За ним хлопнула дверь.

– Странный он тип, Эрни. Странный сукин сын, этот…

Но Эрни рядом не было. Он сидел за рулем машины. На его лице было все то же блаженное выражение.

Подойдя к капоту, я увидел, что тот был не заперт, и поднял крышку. Раздался скрип, как в фильмах о домах с привидениями. Посыпалась металлическая пыль. Допотопный аккумулятор был весь изъеден коррозией, на клеммах нельзя было отличить плюс от минуса. Я мрачно заглянул в карбюратор: внутри он был чернее, чем угольная шахта.

Я закрыл капот и приблизился к Эрни. Он задумчиво водил рукой по приборной доске. Предельное значение на спидометре было абсолютно абсурдным – сто двадцать миль в час. Когда машины ездили с такой скоростью?

– Эрни, по-моему, двигатель ни к черту не годится. Эта машина – полная рухлядь. Если тебе нужны колеса, то за двести пятьдесят долларов мы сможем найти что-нибудь получше. Гораздо лучше.

– Ей двадцать лет, – проговорил он. – Ты хоть понимаешь, что если машине двадцать лет, то ее уже официально считают антиквариатом.

– Понимаю, – буркнул я. – На заднем дворе у Дарнелла полным-полно такого антиквариата.

– Дэннис…

Дверь снова хлопнула. Лебэй шел обратно. Он мог бы не торопиться: дальнейшая дискуссия все равно была бы бесполезной.

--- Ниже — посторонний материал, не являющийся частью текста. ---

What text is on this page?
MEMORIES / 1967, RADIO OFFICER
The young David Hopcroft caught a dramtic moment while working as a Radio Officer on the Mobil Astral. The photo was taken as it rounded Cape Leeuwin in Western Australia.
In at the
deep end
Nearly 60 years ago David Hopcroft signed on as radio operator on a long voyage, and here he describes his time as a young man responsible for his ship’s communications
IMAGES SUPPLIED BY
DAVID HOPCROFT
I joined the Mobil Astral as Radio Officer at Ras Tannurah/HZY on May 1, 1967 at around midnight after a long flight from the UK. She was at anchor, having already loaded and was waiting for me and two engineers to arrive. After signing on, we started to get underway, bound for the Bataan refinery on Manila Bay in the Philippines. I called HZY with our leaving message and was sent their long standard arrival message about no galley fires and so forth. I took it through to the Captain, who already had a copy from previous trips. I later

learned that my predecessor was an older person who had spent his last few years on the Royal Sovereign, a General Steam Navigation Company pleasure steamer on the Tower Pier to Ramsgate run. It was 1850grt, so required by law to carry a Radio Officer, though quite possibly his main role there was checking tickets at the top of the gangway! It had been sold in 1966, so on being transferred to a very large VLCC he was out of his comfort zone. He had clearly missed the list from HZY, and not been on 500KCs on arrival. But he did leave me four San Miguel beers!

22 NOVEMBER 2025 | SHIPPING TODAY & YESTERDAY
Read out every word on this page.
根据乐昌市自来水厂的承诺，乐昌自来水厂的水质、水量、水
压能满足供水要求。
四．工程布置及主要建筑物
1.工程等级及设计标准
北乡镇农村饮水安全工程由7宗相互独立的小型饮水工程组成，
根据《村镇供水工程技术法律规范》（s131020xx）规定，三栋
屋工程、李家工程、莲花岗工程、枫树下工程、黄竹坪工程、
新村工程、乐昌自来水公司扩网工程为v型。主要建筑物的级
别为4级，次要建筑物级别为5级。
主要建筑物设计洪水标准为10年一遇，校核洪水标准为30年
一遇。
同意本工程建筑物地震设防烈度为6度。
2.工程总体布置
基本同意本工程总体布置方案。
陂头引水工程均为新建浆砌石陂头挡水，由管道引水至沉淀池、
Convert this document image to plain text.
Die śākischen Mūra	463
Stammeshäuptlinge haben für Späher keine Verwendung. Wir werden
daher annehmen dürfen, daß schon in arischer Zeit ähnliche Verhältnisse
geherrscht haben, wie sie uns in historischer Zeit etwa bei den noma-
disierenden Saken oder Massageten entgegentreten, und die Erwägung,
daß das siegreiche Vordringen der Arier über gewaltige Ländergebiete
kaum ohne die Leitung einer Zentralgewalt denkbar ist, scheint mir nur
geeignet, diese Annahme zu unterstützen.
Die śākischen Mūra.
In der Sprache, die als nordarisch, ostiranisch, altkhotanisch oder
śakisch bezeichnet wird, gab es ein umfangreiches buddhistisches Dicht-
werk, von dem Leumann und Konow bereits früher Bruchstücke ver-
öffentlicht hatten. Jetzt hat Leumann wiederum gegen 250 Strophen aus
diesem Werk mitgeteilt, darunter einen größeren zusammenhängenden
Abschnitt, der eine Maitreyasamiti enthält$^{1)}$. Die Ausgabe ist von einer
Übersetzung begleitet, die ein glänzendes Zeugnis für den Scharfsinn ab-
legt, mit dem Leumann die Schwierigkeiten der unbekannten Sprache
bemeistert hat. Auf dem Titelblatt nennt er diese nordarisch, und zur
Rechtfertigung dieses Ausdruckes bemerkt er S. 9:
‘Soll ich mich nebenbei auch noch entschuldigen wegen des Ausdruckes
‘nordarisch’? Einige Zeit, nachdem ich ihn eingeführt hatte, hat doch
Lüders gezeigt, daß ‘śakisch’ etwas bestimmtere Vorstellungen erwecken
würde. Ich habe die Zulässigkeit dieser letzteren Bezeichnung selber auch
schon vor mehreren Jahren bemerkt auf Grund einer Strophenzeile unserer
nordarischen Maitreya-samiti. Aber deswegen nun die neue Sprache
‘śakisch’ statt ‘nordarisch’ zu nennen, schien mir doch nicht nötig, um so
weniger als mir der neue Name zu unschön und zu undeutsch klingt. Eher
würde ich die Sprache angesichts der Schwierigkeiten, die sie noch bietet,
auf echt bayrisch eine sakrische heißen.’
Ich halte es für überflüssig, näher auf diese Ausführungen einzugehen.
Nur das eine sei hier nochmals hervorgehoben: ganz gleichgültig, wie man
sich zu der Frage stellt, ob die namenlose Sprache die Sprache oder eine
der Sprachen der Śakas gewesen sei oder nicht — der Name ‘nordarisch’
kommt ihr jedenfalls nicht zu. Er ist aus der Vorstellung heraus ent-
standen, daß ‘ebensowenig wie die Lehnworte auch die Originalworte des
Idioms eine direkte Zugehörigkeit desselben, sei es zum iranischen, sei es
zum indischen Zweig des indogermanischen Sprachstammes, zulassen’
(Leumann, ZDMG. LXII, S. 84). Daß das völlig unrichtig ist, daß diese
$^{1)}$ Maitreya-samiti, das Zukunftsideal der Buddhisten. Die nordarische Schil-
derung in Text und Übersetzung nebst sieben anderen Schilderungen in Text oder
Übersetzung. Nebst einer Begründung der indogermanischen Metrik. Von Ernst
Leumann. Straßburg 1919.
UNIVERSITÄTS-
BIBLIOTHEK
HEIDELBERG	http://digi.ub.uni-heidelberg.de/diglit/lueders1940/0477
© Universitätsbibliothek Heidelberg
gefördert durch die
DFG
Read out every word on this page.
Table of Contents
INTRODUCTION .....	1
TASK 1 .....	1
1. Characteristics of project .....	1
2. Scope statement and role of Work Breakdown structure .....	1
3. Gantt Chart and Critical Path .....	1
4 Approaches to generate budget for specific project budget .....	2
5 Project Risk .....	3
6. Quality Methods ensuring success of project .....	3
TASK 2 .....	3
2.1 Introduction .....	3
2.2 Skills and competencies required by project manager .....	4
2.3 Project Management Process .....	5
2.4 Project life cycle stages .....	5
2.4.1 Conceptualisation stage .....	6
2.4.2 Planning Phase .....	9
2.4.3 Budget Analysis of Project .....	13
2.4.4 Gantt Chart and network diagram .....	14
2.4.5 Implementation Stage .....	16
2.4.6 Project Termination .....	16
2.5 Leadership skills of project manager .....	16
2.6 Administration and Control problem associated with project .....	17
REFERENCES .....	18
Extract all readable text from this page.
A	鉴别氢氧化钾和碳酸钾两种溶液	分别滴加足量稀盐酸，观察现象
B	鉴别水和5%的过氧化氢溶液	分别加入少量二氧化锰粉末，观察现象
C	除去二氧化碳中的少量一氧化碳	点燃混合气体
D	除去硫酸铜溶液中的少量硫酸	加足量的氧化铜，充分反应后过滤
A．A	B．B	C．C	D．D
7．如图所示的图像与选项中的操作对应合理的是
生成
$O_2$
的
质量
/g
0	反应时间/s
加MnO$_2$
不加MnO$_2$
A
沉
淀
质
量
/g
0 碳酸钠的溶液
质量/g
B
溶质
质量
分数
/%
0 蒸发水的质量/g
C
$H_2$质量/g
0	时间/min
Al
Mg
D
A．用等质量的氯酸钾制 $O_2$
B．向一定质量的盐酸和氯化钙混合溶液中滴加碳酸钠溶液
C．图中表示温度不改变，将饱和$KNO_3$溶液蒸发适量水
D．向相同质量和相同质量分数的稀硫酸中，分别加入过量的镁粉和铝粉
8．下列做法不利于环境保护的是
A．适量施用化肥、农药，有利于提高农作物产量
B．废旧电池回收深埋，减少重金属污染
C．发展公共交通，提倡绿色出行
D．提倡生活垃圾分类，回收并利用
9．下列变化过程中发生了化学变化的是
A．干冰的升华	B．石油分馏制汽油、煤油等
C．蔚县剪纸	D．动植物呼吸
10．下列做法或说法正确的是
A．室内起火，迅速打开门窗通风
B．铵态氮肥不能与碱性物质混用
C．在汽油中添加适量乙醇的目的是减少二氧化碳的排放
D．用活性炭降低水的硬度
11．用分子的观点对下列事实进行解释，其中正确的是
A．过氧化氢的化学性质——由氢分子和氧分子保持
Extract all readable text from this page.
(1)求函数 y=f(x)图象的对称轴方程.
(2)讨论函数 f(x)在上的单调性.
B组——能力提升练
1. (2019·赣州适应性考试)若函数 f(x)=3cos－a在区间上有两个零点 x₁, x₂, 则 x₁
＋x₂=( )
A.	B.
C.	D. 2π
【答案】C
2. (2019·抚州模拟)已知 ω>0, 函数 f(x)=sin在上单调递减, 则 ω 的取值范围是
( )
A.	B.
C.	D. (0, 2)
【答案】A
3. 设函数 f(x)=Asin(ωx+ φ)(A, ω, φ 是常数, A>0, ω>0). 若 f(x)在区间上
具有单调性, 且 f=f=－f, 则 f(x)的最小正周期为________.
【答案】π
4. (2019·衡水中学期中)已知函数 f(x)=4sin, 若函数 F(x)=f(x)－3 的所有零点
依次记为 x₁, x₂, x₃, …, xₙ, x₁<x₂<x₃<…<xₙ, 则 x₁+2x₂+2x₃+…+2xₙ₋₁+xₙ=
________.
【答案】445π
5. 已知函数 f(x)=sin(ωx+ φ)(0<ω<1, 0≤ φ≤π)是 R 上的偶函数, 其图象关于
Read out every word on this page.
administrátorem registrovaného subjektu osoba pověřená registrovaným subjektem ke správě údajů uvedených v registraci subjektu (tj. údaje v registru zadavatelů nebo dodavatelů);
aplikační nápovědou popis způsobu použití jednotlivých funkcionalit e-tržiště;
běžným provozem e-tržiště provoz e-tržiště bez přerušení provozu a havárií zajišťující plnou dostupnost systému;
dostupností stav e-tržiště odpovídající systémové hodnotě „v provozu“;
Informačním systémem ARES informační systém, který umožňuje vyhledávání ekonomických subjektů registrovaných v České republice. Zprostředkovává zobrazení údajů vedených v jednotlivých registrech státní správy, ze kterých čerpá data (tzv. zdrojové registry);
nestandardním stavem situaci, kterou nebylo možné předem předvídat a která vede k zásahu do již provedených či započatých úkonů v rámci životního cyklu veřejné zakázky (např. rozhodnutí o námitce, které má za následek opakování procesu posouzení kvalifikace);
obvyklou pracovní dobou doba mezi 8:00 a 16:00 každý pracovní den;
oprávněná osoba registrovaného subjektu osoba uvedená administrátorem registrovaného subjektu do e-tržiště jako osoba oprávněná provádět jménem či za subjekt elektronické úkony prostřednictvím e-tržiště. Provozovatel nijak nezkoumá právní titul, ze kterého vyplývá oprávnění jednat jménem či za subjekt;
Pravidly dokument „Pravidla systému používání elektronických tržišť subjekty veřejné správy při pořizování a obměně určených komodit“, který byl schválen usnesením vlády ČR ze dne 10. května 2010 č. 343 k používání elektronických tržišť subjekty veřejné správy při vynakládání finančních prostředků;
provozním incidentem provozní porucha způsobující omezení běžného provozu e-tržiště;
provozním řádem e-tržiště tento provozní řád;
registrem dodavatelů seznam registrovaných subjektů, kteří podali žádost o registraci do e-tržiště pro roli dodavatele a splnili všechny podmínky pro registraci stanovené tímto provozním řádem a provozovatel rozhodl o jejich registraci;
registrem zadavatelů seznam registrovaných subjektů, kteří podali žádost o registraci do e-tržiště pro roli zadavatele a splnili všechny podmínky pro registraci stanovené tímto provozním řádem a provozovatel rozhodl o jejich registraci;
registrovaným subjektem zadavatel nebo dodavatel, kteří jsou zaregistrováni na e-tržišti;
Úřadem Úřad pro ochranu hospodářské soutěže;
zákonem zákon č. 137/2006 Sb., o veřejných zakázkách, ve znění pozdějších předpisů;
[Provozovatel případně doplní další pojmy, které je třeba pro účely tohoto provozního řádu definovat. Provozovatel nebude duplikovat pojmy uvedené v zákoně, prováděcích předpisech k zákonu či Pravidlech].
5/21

Может быть, я не самый чувствительный из людей, но если сигнал достаточно сильный, то он до меня доходит. Эрни испытывал потребность купить вещь, и я не собирался отговаривать его. Думаю, что никто в мире не собирался делать этого.

Лебэй торжественно вручил лист почтовой бумаги. На нем было написано старческим паукообразным почерком: «Получено от Арнольда Каннингейма двадцать пять долларов как 24-часовой залог за «плимут» 1958 года, Кристину». Внизу стояло его имя.

– Что это еще за Кристина? – спросил я, думая, что он допустил какую-то ошибку.

Его губы сжались, а плечи приподнялись, как будто он ждал, что над ним будут смеяться… или как будто призывал меня посмеяться над ним.

– Кристина, – сказал он, – так я ее назвал.

– Кристина… – проговорил Эрни. – Мне нравится. А тебе, Дэннис?

Теперь он толковал о названии.

Он еще думал, как назвать свою чертову штуковину. Это было уже слишком.

– Ну, что же ты молчишь, Дэннис! Тебе нравится это имя?

– Нет, – ответил я. – Если тебе необходимо назвать ее, то почему не назвать ее Беда?

Кажется, он обиделся. Но мне было все равно. Я вернулся к своей машине и стал дожидаться его, жалея о том, что не поехал домой другой дорогой.